On my personalized Google home page I have a Weather widget configured to display front-and-center. Each time I have opened my browser over the past few days I’ve been facing a weather forecast for Seoul that reads ‘Light Rain’. I invite the meteorologist who wrote that to come and visit Seoul for the next few days.

Right now Korea’s monsoon season is in full swing. If you’ve never experienced it, I envy you. For my first several years in Korea, each monsoon season was predictable. The rain usually started falling somewhere between the end of June and the beginning of July. It would last for two weeks. I don’t mean that it would rain off-and-on for two weeks - it would rain near continuously for two weeks. There might be a break of an hour or two in different areas, but rarely more than that. Rivers would flood all over the country, including the Han River that runs through Seoul. One of the bridges over the Han has two levels and the bottom level would flood out every year. Several streets in Seoul would become flooded in different areas. One side of a particularly busy stretch of a boulevard in southern Seoul would always flood because the street has a slant to it that you normally don’t notice.
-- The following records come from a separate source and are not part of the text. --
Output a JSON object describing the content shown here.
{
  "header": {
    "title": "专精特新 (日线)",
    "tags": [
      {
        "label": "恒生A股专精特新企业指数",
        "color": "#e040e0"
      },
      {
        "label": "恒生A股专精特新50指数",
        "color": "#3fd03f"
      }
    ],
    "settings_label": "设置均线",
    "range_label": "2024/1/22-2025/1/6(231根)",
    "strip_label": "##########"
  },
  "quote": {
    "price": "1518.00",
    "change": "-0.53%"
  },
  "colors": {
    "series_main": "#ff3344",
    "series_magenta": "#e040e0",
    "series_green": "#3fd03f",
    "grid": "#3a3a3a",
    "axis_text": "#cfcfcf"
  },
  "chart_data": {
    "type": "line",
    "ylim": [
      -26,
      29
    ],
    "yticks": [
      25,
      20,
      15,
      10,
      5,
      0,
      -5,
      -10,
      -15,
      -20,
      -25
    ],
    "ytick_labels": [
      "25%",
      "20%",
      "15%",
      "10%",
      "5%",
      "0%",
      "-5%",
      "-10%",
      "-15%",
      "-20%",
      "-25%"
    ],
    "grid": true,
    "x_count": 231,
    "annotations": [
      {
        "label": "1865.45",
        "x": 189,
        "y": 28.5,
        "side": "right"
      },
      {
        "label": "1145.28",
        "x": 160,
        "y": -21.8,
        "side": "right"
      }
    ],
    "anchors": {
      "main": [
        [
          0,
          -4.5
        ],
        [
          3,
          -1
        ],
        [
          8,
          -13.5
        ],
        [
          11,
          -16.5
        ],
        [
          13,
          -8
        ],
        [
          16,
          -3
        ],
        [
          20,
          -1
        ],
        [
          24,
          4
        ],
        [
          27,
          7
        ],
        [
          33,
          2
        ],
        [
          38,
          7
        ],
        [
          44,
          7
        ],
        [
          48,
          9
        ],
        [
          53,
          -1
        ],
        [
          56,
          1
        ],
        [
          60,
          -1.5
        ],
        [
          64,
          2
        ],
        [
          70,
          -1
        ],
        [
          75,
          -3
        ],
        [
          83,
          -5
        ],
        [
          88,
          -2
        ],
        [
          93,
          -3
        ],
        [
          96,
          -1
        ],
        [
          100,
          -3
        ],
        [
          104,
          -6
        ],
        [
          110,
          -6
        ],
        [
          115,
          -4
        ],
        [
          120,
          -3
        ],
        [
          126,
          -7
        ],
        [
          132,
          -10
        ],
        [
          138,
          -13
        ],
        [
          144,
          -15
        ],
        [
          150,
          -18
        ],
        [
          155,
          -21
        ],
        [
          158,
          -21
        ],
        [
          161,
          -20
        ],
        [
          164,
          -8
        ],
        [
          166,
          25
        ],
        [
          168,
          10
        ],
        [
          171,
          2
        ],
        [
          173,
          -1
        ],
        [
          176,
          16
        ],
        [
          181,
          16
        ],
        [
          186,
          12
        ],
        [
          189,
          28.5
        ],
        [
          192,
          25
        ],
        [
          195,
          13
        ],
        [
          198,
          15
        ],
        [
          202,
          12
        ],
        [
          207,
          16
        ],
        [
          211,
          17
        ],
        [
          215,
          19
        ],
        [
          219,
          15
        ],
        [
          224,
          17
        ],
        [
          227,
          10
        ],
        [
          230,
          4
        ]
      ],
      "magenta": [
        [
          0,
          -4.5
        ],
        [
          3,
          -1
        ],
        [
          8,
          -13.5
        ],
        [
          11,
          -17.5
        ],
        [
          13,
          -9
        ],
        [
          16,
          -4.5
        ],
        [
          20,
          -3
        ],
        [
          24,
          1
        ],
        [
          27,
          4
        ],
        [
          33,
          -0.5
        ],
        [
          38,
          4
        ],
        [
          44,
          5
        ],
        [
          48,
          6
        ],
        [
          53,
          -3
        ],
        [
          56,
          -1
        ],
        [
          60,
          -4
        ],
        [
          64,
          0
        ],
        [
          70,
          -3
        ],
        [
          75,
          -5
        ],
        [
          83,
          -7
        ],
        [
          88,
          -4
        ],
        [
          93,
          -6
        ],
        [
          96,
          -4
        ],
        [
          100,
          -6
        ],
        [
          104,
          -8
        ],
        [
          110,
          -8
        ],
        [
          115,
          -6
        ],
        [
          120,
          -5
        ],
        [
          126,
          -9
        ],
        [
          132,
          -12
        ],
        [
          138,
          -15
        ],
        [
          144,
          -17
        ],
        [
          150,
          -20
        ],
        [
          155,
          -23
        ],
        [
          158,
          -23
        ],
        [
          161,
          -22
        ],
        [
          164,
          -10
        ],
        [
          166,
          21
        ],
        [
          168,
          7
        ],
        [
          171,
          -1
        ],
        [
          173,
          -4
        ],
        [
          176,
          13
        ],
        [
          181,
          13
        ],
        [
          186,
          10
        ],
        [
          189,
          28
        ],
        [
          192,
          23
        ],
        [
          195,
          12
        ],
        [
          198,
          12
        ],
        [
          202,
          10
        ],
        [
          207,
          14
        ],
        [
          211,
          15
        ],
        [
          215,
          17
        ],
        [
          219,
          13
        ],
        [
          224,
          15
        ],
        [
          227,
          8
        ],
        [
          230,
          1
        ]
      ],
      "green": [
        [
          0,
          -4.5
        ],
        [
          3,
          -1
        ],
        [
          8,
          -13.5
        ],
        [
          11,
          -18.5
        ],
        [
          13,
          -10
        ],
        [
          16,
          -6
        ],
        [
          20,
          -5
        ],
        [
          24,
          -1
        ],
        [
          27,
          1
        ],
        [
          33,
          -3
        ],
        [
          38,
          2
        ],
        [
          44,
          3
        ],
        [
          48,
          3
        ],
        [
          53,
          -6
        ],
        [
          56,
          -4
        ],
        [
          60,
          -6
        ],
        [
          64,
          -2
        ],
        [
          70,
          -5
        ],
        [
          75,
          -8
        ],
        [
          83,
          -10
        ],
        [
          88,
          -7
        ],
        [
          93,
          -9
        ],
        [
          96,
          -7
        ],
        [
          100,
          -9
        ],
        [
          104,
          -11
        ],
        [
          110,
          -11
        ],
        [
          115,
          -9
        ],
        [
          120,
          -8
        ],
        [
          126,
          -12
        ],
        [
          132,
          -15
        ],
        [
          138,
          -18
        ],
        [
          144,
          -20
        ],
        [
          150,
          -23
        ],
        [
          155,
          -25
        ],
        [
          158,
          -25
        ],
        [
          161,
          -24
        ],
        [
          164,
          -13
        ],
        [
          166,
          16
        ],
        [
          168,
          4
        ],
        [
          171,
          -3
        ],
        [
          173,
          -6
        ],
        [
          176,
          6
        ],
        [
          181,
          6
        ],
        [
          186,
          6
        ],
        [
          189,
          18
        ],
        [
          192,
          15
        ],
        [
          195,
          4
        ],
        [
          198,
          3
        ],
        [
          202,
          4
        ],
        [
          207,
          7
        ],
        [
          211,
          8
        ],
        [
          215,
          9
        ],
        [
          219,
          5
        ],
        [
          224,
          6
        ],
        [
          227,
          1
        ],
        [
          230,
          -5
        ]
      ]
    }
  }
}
Over the past few years the monsoons have been anything but predictable. The 1998 monsoon was the worst I have seen since I’ve been here. A large number of people died that year and a great many more suffered severe property damage. Since then we’ve had several monsoons that were lighter than normal. One year in particular, I believe it was 2001 or 2002, was so dry that the government was predicting water shortages. Even though the monsoons, when there is enough rain to cause flooding, will usually bring death and destruction to some degree, they are vital to avoid drought. Korea gets a large perentage of her total rainfall during the monsoon, so if there is little rain it can potentially be devastating.

This year has been fairly wet. Even the spring was wetter than usual. In the winter, we even had more precipitation than we normally do (which was, thankfully, mostly in the form of snow since it was also one of the coldest winters in recent years). So although the monsoon came a little late this year, it has hit us pretty hard. For the past several days the television news has been filled with scenes of flooding, mudslides, washed out (and sometimes washed away) bridges, and emergency personnel rescuing people who had become trapped in dangerous areas, and news of rain-related deaths, injury and property damage.

So I invite any meteorologist who has forecast ‘Light Rain’ for Seoul over the past week to come join us and experience what ‘Light Rain’ really isn’t.